Miserere, Judex meus,
Mortis in discrimine....
And so, because he had not gone up to Oxford, Aunt Moira’s death left Ivor Pelham Marlay, at the age of nineteen, intolerably alone.
CHAPTER III
1
Of course there was always Aunt Percy, as there always had been: Aunt Moira’s old friend and man of affairs, and now Ivor’s trustee and guardian—Mr. Percy Wyndham Fletcher, senior partner of the firm of Fletcher, Combe, and Fletcher, Solicitors, of Bloomsbury Square, W.C. Mr. Fletcher was dead long before it became W.C.I; he would not have liked the change, but he would have said nothing; for Mr. Fletcher never grumbled at Progress, though he sometimes had an irritating way of chuckling at it.
During Ivor’s holidays from school Aunt Percy, as the old gentleman was commonly known, used often to come to dine with Aunt Moira. Ivor liked Aunt Percy enormously, and he had an idea that Aunt Percy had once upon a time liked Aunt Moira enormously. “It’s my belief,” he told young Transome at school, “that my Aunt Moira has given the bird to more men than any other woman of modern times.”
“Sounds like prehistoric times to me,” said Transome. (Typical of young Transome, that kind of remark!)
Why the courtly and so masculine old gentleman was called “Aunt” Percy, even by Lady Moira, no one seemed to know, or to inquire, for the matter of that; for there is, somehow, something so inevitable and right—as, say, in an old seal on a mellow parchment—in the very nature of any sweet absurdity which, from some remote past, has attached itself to the years of a man’s life and enwrapped itself about his personality, that it were an offence even to wonder from what ancient quip it sprang.
Now Mr. Fletcher was far from being gaga: he was not that tedious old man who takes complacent pleasure in youthful company: was, in fact, very grown-up for his years; but, if he hated anything, it was to be continually reminded of his approaching dotage and dissolution by his juniors continually addressing him as “sir.” Mr. Fletcher did not feel at all like “sir”; and the only advantage that Mr. Fletcher could see in knighthood or baronetcy was that one could then be “How d’you do, Sir Percy?” instead of having that silly “sir” tacked idiotically on to the end of every other sentence by youths who, anyway, hadn’t half the guts he had at his age, he shouldn’t wonder. So, lacking any such aldermanic distinctions, he made shift as “Aunt” Percy; a straight, tall, stoutish and courtly old gentleman of what is called “the old school,” with a great admiration for men of talent and honour, and a special admiration for Henley the poet and the man, dearest of his dead friends; and a great reputation, kept greatly alive by the servants at his clubs, for having been a fast-bowler and a fast liver in the good old days when fast-bowlers were really devilish fast and so on.
Mr. Fletcher was—quite apart from his special interest in a young man whose birth had followed on such romantic stirrings and rebellions, to all of which he had been privy and sympathetic at the time—very fond of Ivor: fond enough of him to lapse from his usual half-humorous manner with his juniors and to treat Ivor as a man.

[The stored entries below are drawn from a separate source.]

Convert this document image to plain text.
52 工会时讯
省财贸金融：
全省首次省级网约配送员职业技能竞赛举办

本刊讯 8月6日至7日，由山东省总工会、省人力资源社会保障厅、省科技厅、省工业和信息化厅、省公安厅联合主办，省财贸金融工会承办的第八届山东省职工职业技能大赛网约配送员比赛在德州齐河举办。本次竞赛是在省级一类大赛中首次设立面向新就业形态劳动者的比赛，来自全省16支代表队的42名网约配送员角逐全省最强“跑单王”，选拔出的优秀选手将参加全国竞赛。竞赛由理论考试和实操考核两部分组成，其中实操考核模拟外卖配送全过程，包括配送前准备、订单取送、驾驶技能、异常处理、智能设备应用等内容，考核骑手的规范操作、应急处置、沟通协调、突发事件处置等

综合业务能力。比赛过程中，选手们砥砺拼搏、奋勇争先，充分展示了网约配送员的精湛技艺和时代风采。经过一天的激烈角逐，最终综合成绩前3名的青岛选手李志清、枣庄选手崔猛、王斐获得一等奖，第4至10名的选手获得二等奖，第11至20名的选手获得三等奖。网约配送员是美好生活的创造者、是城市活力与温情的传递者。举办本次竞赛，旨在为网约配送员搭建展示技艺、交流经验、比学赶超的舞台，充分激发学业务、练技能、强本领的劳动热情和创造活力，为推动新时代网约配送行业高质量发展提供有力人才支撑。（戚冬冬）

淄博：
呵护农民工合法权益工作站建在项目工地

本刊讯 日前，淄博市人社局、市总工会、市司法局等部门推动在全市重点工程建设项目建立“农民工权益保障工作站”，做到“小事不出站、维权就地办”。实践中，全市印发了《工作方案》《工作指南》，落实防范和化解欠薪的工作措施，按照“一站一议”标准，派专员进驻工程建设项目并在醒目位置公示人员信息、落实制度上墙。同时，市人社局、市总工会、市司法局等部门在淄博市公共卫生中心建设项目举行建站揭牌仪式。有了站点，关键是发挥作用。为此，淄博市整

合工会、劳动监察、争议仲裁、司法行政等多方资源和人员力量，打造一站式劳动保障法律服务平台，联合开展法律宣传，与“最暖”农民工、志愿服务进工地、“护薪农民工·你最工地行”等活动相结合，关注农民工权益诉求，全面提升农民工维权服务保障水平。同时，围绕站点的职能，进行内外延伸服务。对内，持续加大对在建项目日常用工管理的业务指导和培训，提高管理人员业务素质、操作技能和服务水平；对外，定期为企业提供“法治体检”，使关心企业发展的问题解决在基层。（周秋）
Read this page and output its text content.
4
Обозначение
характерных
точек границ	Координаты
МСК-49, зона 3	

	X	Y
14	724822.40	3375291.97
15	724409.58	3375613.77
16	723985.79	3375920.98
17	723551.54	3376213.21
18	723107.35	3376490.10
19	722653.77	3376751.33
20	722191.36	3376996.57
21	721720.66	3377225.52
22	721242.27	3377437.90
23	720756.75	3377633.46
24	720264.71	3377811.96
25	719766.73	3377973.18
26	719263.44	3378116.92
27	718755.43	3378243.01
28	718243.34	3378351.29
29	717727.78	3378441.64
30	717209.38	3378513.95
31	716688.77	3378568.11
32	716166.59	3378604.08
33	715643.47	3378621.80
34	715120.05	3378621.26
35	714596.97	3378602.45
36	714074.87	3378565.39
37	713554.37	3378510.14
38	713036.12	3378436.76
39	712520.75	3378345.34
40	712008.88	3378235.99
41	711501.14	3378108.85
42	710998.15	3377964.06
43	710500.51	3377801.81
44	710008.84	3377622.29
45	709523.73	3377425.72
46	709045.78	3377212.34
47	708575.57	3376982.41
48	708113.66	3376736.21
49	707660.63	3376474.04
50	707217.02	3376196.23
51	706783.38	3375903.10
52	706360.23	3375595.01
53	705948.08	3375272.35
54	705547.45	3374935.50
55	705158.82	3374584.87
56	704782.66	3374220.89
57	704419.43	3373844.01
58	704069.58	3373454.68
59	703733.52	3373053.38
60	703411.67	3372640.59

But the old gentleman was perturbed, every now and then, by some gleam of, well, maturity in Ivor, which seemed to him rather out of place in so young an Englishman and more befitting to a Latin intelligence; and so he came by a number of theories about Ivor. One of them was that Ivor had a deep faith in himself, for all that he was so quiet and well-behaved—too quiet and well-behaved, thought Mr. Fletcher, for a young man who had been expelled from Manton: another theory was that Ivor was conceited; and still another that the conceit would soon be knocked out of him. Not by Aunt Percy, though! Oh, no! There are, Mr. Fletcher thought, other women in the world besides Aunt Percy, I shouldn’t wonder. Mr. Fletcher had a great belief in women; and he suspected Ivor’s rather angry-looking stillness. “If I were you,” suggested Aunt Percy, “I wouldn’t think. It seems to make you angry.”